Abbott was right to criticise Gillard for being too narrowly focused on one type of threat. But Abbot, similarly, was too narrow in his own statement. Both prime ministers were guilty of the same sin – faddism.
 
The truth is that Australia, and the world, have to face squarely all the threats to peace and stability. “States” and “non-states” alike. There is no need to divide them into separate baskets, with one in fashion and one out at any given moment. In fact, these rising risks can all be classed under the same broad political rubric. The world has seen it before.
 
The regimes in Russia, China and the so-called Islamic State are all fascist. The defining characteristics of fascists? First, they are authoritarian. Freedoms are curbed.
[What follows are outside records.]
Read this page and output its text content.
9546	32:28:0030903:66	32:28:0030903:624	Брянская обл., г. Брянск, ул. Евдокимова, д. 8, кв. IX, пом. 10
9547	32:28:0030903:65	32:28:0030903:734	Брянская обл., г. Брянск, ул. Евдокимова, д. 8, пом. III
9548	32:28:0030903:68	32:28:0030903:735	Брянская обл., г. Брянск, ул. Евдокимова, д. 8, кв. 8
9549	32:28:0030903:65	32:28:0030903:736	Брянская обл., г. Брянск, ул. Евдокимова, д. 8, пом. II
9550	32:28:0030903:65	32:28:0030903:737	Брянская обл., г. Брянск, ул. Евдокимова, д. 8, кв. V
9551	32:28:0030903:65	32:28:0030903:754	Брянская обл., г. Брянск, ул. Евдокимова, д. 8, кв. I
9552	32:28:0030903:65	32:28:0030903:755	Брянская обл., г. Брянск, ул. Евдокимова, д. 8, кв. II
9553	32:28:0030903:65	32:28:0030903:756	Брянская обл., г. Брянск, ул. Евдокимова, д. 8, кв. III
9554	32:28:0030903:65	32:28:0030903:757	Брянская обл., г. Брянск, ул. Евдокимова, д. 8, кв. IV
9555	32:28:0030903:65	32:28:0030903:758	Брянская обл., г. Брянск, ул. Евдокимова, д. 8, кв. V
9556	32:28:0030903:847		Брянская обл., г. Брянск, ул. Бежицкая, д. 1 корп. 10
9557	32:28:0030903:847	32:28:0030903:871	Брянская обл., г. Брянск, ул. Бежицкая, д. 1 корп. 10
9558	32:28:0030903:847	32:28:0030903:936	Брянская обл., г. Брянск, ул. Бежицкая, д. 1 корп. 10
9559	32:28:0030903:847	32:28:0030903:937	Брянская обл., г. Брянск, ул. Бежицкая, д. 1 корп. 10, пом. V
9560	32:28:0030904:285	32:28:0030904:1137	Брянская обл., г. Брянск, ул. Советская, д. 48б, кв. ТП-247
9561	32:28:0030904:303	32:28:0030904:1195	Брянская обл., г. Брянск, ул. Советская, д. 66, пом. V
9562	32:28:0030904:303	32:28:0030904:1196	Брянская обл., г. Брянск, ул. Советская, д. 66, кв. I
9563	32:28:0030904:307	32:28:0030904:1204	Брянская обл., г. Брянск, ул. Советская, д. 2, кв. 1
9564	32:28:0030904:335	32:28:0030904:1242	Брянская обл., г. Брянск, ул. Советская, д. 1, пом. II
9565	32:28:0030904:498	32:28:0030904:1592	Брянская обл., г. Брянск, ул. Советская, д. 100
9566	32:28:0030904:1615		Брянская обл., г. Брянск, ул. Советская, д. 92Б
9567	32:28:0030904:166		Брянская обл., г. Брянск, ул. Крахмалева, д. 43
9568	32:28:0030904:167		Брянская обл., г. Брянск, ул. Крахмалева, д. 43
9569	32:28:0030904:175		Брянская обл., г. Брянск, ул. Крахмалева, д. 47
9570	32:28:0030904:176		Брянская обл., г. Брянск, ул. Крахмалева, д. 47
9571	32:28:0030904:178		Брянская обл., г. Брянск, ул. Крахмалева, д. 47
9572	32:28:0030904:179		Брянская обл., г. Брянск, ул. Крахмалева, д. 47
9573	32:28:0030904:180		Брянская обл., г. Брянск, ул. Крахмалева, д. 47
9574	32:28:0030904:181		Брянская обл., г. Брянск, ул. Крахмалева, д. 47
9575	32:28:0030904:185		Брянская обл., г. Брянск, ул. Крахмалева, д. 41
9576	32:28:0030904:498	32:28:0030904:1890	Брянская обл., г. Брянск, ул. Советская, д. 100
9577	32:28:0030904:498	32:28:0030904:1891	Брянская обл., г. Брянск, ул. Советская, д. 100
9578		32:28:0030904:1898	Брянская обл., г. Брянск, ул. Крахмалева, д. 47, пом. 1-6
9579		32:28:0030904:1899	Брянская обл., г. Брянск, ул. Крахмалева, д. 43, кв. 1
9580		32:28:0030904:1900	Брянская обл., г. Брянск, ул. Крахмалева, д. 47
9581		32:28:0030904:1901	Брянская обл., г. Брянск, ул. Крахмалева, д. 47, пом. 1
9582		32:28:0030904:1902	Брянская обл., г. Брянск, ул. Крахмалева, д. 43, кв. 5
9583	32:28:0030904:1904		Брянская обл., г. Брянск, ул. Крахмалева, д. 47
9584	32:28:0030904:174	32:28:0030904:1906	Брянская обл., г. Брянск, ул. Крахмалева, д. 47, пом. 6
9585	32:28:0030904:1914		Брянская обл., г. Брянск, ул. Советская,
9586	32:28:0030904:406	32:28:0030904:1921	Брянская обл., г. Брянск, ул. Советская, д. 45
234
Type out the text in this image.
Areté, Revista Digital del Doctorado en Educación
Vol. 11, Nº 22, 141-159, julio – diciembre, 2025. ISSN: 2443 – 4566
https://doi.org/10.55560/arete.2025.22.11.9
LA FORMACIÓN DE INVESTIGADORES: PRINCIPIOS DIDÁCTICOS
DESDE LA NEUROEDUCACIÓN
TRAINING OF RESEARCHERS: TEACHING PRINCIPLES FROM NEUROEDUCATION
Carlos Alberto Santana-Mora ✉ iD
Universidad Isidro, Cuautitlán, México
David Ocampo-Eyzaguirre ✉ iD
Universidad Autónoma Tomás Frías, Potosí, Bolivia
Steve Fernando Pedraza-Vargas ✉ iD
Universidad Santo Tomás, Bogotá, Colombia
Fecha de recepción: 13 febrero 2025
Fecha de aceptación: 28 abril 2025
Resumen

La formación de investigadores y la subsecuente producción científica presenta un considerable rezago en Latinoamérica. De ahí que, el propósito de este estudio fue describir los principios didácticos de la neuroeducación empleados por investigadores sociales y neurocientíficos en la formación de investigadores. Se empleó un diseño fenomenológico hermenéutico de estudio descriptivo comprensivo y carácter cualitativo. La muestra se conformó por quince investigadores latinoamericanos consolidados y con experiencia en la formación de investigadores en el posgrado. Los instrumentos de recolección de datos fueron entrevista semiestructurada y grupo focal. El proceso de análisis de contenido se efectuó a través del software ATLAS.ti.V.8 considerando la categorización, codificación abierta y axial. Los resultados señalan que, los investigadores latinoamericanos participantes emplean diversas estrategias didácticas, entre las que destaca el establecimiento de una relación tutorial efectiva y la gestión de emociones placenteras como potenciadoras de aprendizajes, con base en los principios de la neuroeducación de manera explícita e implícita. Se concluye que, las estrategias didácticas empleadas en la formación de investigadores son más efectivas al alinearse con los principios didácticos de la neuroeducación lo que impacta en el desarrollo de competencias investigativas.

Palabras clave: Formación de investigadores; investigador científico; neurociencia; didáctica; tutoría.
The people are allowed no rights to resist the will of their rulers. Dissent is crushed, and crushed violently if necessary.
 
Second, power is highly centralised. Third, the nation is exalted above the people. Hypernationalism or jingoism is powered by a sense of historical grievance or victimhood. Putin says the West is intent on “tearing out the claws and teeth” of the Russian bear. His chief cause is restoring Russia to greatness.
 
China is overcoming its “century of humiliation” at the hands of Western imperialism. To this day, Chinese children are exhorted to “never forget national humiliation”. IS has declared its purpose is to “restore the caliphate”. Its leader and self-declared caliph, Abu Bakr al-Baghdadi, announced that “the West has reduced the Islamic world to nothing”. His aim: “We want to restore the greatness of Islam.”
 
There are many differences. Russia is notionally a democracy; China is run by a party that is nominally communist; the so-called Islamic State claims to act in the name of Allah.
 
Yet all three operate as fascist entities. Fascism “abandons democratic liberties and pursues with redemptive violence and without ethical or legal restraints goals of internal cleansing and external expansion”, as Robert Paxton put it in his book, The Anatomy of Fascism.
 
In short, there is no need for Western leaders to play word games and declare security fashions. All three of these rising threats are enemies of freedom. They deny freedom to their own people, and they ride roughshod over the rights of other peoples.
 
The world confronts a resurgent fascism. It doesn’t seem that the West, absorbed with economic crises in Europe and political dysfunction in the US, comprehends fully the force and fury rising against it.
 
Peter Hartcher is the international editor.